Pendekatan selain yang dimunculkan oleh Abrams adalah pendekatan semiotik, stilistika, sosiologi sastra, psikologi sastra, estetika, dan pendekatan historis.
§ Pendekatan semiotik adalah pendekatan yang menekankan bahwa teks sastra merupakan sistem tanda.
§ Pendekatan stilistika adalah pendekatan yang menekankan pada aspek bahasa.
§ Pendekatan sosiologi sastra sangat menekankan pada segi sosial masyarakat. Hubungan karyv sastra dan masyarakat tidak bersifat diterministik tetapi melalui mediasi.

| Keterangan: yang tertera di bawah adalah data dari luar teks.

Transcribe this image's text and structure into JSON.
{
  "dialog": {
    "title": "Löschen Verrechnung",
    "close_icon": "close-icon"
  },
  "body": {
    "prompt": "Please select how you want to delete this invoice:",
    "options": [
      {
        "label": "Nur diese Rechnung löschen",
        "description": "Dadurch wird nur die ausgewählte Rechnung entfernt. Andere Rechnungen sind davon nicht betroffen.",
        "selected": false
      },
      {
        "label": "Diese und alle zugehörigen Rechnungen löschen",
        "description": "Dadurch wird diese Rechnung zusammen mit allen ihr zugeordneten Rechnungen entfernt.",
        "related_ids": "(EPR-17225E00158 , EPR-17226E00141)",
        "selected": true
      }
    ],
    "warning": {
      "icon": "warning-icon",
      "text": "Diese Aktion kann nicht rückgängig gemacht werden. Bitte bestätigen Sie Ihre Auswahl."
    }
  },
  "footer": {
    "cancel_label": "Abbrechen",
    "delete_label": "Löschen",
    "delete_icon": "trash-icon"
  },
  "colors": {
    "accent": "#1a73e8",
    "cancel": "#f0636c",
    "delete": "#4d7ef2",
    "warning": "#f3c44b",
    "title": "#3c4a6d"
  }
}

§ Pendekatan psikologi sastra atau psikokritik menekankan segi kejiwaan tokoh atau pengarang. Teori Sigmund Freud tentang Ego adalah contoh dari analisis sastra yang menggunakan pendekatan psikologi.

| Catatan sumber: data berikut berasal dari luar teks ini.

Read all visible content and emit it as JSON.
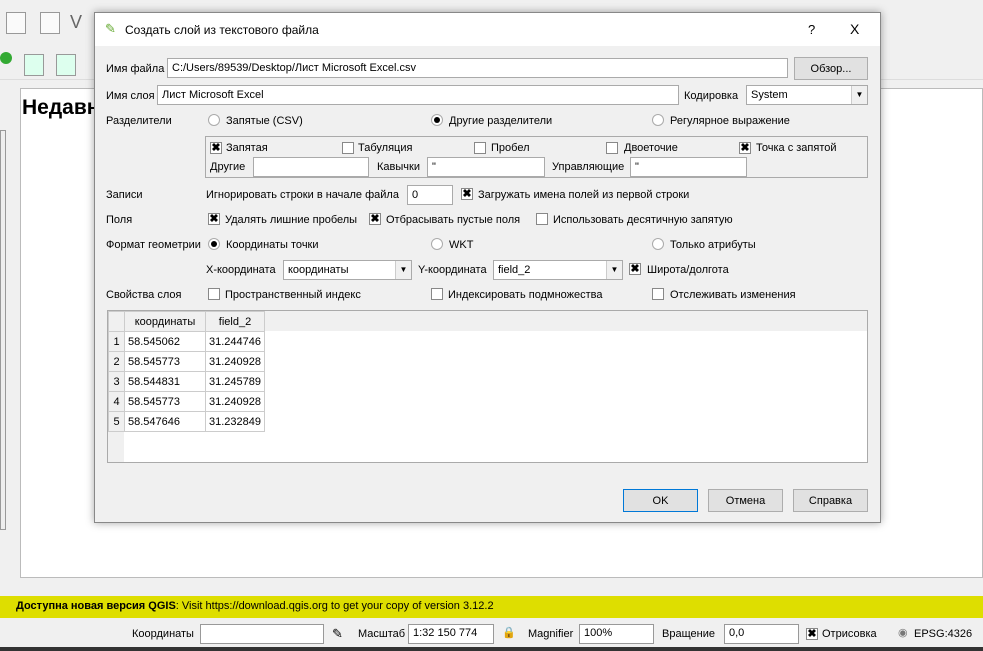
{
  "background": {
    "recent_heading": "Недавн"
  },
  "update_bar": {
    "bold": "Доступна новая версия QGIS",
    "text": ": Visit https://download.qgis.org to get your copy of version 3.12.2"
  },
  "statusbar": {
    "coords_label": "Координаты",
    "coords_value": "",
    "scale_label": "Масштаб",
    "scale_value": "1:32 150 774",
    "magnifier_label": "Magnifier",
    "magnifier_value": "100%",
    "rotation_label": "Вращение",
    "rotation_value": "0,0",
    "render_label": "Отрисовка",
    "render_checked": true,
    "crs": "EPSG:4326"
  },
  "dialog": {
    "title": "Создать слой из текстового файла",
    "help": "?",
    "close": "X",
    "file_label": "Имя файла",
    "file_value": "C:/Users/89539/Desktop/Лист Microsoft Excel.csv",
    "browse": "Обзор...",
    "layer_label": "Имя слоя",
    "layer_value": "Лист Microsoft Excel",
    "encoding_label": "Кодировка",
    "encoding_value": "System",
    "delims_label": "Разделители",
    "delim_csv": "Запятые (CSV)",
    "delim_custom": "Другие разделители",
    "delim_regex": "Регулярное выражение",
    "d_comma": "Запятая",
    "d_tab": "Табуляция",
    "d_space": "Пробел",
    "d_colon": "Двоеточие",
    "d_semicolon": "Точка с запятой",
    "other_label": "Другие",
    "other_value": "",
    "quote_label": "Кавычки",
    "quote_value": "\"",
    "escape_label": "Управляющие",
    "escape_value": "\"",
    "records_label": "Записи",
    "skip_label": "Игнорировать строки в начале файла",
    "skip_value": "0",
    "header_label": "Загружать имена полей из первой строки",
    "fields_label": "Поля",
    "trim_label": "Удалять лишние пробелы",
    "discard_label": "Отбрасывать пустые поля",
    "decimal_label": "Использовать десятичную запятую",
    "geom_label": "Формат геометрии",
    "geom_point": "Координаты точки",
    "geom_wkt": "WKT",
    "geom_none": "Только атрибуты",
    "x_label": "X-координата",
    "x_value": "координаты",
    "y_label": "Y-координата",
    "y_value": "field_2",
    "dms_label": "Широта/долгота",
    "props_label": "Свойства слоя",
    "spatial_index": "Пространственный индекс",
    "subset_index": "Индексировать подмножества",
    "watch": "Отслеживать изменения",
    "table": {
      "headers": [
        "координаты",
        "field_2"
      ],
      "rows": [
        [
          "1",
          "58.545062",
          "31.244746"
        ],
        [
          "2",
          "58.545773",
          "31.240928"
        ],
        [
          "3",
          "58.544831",
          "31.245789"
        ],
        [
          "4",
          "58.545773",
          "31.240928"
        ],
        [
          "5",
          "58.547646",
          "31.232849"
        ]
      ]
    },
    "ok": "OK",
    "cancel": "Отмена",
    "help_btn": "Справка"
  }
}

§ Pendekatan estetika memandang bahwa karya sastra adalah kreativitas seni. Namun di Indonesia pendekatan ini sangat tidak berkembang sebagaimana pendekatan historis dan antropologis.
E. BERBAGAI-BAGAI METODE ANALISIS
Untuk memahami teks sastra, langkah paling awal adalah melakukan analisis terhadap teks. Analisis adalah cara untuk menyelidiki atau membahas teks sastra. Ada beberapa metode analisis yaitu metode hermeneutik, struktural semiotik, dan metode dialektik.
§ Metode hermeneutik (interpretasi) berasal dari filsafat hermeneutik yang berkembang di Jerman. Hermeneutik berasal dari hermenienin yang berarti menafsirkan. Maka dapat disimpulkan bahwa hermeneutik adalah teknik menafsir teks dari tidak mengerti menjadi paham atau mengerti. Metode ini dikembangkan oleh Riffaterre untuk memahami teks sastra. Bahasa sastra menurut Lotman adalah bahasa tingkat kedua, sementara bahasa sehari-hari adalah bahasa tingkat pertama. Implikasi dari pendapat Lotman adalah bahwa untuk memahami sastra langkah pertama adalah melalui pembacaan heuristik, yaitu pembacaan yang didasarkan pada konvensi bahasa. Pembacaan ini masih bersifat linier. Pada dasarnya bahasa sastra bersifat ungrammaticality (tidak sesuai kaidah)
§ Metode struktural semiotik senada dengan cara kerja hermeneutik. Metode ini sebenarnya adalah metode semiotik yang menggunakan prinsip-prinsip struktural untuk memperoleh analisis semendetail mungkin. Istilah pendekatan ini dalam sastra Indonesia dimunculkan oleh Pradopo (1993). Asumsi dasar metode ini adalvh bahwa karya sastra merupakan bangun struktur yang masing-masing unsurnya saling kait mengkait.
§ Metode dialektik berasal dari filsafat Hegel “untuk melihat benda, tidak perlu memikirkan pendapat dari orang lain, tetapi melihat benda tersebut secara apa adanya”. Faruk mengungkapkan bahwa metode ini dikembang-kan dari Mazab Marxis yang dikembangkan oleh Lucient Goldmann.